In government, particularly at the federal level, they never make cuts. Everything just grows. There’s never any incentive to make things more efficient. In fact, the opposite is true. The incentive is to spend every single penny in your budget, to make sure no one thinks that you don’t need it all.

Now, I’m not one of those budget hawks that says we need to make cuts everywhere except defense.

No, we need to make cuts everywhere.

Yes, we have the best military in the world, and yes, I want to maintain that. But, it suffers from the same inefficiencies as the rest of the federal government. We spend more on our military than the rest of the world combined. I think it’s easy to argue that we’re not getting our money’s worth.

I’m not talking about cutting personnel or eliminating bases or aircraft carriers.

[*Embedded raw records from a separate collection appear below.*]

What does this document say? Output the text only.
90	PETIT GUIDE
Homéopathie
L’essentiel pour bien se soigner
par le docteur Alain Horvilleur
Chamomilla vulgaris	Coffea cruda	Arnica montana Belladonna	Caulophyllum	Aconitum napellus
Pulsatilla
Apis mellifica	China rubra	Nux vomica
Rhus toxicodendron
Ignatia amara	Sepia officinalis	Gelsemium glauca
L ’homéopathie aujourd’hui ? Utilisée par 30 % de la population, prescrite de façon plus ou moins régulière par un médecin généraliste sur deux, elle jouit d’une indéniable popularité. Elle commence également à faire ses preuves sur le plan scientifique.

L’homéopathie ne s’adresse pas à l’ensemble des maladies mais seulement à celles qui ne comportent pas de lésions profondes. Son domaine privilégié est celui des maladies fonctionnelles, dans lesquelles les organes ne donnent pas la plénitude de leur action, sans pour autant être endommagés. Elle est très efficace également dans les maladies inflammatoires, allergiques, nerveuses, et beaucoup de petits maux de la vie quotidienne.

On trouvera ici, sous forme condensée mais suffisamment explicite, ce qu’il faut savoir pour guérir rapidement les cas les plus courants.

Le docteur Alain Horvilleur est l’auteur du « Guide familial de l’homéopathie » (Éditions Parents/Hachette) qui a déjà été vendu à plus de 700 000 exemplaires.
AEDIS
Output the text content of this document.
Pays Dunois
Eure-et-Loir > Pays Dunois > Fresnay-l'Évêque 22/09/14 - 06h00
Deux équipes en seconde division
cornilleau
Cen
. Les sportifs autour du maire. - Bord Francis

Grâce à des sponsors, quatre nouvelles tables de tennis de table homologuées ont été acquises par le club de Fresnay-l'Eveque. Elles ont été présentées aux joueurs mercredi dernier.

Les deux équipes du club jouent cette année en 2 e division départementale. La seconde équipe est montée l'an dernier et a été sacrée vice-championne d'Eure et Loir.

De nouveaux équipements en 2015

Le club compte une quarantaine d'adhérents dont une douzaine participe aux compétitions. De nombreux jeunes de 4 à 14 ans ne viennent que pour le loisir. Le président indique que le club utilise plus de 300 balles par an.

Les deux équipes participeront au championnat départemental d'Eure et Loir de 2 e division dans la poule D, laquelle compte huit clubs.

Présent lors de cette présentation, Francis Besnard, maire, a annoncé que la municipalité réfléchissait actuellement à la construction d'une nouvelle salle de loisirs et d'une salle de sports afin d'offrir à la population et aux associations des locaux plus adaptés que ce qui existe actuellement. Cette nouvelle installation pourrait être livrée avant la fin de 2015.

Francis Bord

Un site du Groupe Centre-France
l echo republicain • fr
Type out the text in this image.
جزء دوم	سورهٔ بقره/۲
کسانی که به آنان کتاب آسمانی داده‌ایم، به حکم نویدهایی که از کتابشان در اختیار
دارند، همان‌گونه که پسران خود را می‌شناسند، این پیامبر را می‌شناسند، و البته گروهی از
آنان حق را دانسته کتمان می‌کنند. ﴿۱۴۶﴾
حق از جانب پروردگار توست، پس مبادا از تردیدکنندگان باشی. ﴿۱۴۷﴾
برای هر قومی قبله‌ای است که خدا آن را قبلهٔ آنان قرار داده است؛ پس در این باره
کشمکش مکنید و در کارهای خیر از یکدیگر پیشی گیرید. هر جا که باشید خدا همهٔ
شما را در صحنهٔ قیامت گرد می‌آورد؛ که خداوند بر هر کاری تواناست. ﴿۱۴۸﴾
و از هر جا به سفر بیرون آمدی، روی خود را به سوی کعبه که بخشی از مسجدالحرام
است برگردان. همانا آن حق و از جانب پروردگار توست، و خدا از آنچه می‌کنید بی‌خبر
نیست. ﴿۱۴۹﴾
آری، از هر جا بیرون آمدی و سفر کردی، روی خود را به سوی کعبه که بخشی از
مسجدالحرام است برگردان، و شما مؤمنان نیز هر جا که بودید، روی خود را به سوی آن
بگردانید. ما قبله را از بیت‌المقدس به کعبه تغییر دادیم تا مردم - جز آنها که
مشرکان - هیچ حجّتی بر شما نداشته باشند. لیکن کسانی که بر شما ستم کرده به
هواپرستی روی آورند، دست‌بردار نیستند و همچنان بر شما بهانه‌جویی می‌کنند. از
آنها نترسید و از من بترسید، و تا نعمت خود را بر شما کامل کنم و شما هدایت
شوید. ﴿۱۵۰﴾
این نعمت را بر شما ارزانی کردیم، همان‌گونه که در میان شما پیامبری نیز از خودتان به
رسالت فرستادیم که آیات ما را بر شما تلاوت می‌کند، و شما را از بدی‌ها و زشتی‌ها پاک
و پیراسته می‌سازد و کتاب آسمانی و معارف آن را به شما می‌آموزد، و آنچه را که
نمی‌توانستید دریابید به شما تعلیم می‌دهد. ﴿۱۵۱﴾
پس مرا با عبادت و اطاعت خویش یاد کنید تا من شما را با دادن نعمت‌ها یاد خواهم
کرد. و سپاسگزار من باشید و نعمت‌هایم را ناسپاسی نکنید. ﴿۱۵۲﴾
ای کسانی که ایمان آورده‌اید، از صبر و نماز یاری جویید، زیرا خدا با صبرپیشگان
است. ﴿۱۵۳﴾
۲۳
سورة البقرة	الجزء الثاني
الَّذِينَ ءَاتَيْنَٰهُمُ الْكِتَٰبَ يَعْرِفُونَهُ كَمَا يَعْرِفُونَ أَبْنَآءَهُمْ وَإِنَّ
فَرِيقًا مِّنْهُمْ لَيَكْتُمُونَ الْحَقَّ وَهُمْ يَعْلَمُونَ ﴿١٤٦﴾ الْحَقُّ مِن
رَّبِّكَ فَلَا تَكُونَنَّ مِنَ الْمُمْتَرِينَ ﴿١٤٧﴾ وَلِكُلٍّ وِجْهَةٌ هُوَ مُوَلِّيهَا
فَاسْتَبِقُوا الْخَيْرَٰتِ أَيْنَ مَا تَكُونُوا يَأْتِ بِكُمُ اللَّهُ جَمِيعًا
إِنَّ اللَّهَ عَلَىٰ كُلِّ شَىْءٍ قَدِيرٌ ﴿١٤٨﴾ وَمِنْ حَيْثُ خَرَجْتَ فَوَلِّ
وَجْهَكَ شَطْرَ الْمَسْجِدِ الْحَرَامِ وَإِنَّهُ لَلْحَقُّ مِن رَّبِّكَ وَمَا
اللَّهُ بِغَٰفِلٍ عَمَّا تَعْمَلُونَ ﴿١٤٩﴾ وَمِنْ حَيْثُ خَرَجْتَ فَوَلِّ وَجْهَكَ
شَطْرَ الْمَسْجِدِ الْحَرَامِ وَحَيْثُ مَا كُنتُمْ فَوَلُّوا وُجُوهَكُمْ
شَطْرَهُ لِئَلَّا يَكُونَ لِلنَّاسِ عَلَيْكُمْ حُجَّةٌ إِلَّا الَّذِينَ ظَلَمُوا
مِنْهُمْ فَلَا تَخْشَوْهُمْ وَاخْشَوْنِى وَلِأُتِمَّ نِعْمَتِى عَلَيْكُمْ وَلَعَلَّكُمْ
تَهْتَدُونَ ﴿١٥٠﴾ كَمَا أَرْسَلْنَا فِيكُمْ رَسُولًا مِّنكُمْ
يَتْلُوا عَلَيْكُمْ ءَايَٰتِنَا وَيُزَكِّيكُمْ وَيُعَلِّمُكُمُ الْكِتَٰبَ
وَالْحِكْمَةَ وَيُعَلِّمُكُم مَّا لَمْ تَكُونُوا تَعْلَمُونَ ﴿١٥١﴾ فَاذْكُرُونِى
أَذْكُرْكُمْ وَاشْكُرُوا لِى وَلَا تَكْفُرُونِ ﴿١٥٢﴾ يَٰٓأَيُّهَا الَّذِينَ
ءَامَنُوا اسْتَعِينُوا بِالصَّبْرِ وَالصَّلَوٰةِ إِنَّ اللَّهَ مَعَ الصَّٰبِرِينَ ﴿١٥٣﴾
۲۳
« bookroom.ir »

I’m talking about doing the same things we do in the private sector. Find inefficiencies and find ways to eliminate them.

Surprisingly, I’m also not talking about drastic cuts.

Look at this chart.

Freezing spending results in a balanced budget by 2016. Allowing 2% annual growth in the federal budget still results in a balanced budget by 2020. Obviously we can’t freeze spending forever. Inflation will happen, and COLA isn’t an entirely evil thing. But we’re spending far too much now. Freezing will allow what will amount to gradual spending cuts. And government workers are overpaid, anyway, with better benefits and don’t lose their jobs during a recession.

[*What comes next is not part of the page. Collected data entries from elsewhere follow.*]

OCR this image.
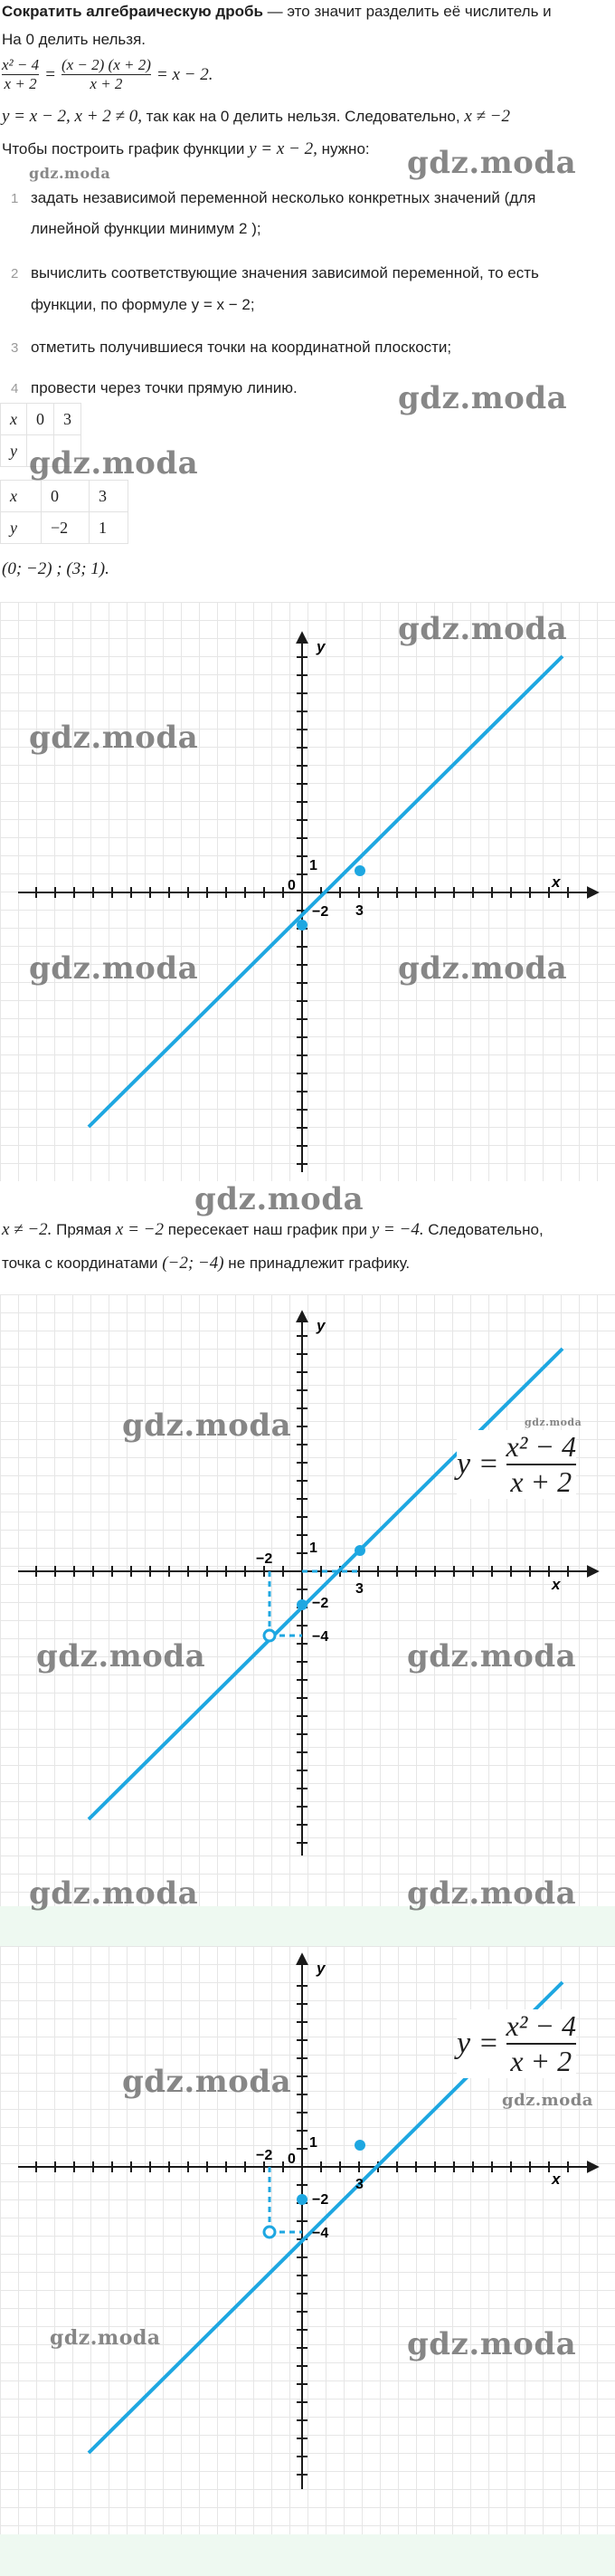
Сократить алгебраическую дробь — это значит разделить её числитель и
На 0 делить нельзя.
x² − 4
x + 2 = (x − 2) (x + 2)
x + 2 = x − 2.
y = x − 2, x + 2 ≠ 0, так как на 0 делить нельзя. Следовательно, x ≠ −2
Чтобы построить график функции y = x − 2, нужно:
1 задать независимой переменной несколько конкретных значений (для
линейной функции минимум 2 );
2 вычислить соответствующие значения зависимой переменной, то есть
функции, по формуле y = x − 2;
3 отметить получившиеся точки на координатной плоскости;
4 провести через точки прямую линию.
x	0	3
y		
x	0	3
y	−2	1
(0; −2) ; (3; 1).
gdz.moda
gdz.moda
gdz.moda
gdz.moda
x
y
0
3
1
−2
gdz.moda
gdz.moda
gdz.moda	gdz.moda
gdz.moda
x ≠ −2. Прямая x = −2 пересекает наш график при y = −4. Следовательно,
точка с координатами (−2; −4) не принадлежит графику.
x
y
−2
3
1
−2
−4
y =
x² − 4
x + 2
gdz.moda
gdz.moda
gdz.moda	gdz.moda
gdz.moda	gdz.moda
x
y
−2 0
3
1
−2
−4
y =
x² − 4
x + 2
gdz.moda
gdz.moda
gdz.moda	gdz.moda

For the video that goes with the chart, click here. It’s worth a watch.

Of course, our current President and our current Congress will never agree to such a plan. The Congress we can do something about in 28 days. And brinkmanship may be the only option with the current President. Pass a frozen budget and force him to veto it.

Then he can get on TV and explain to everyone why he shut down the government. Yes, I know Republicans tried this with Clinton, but they played it wrong and he’s a master of politics. President Barack Obama (D-USA) is a master at being a crybaby. I’m pretty sure the Republicans come out the winner in a stalemate such as this. If it can’t be done, we’ll have to reign in as much as we can and plan to fix it in 2013.

But the first part starts in 28 days. Beware the flood, Democrats. It’s coming for you. And it’s getting bigger and bigger.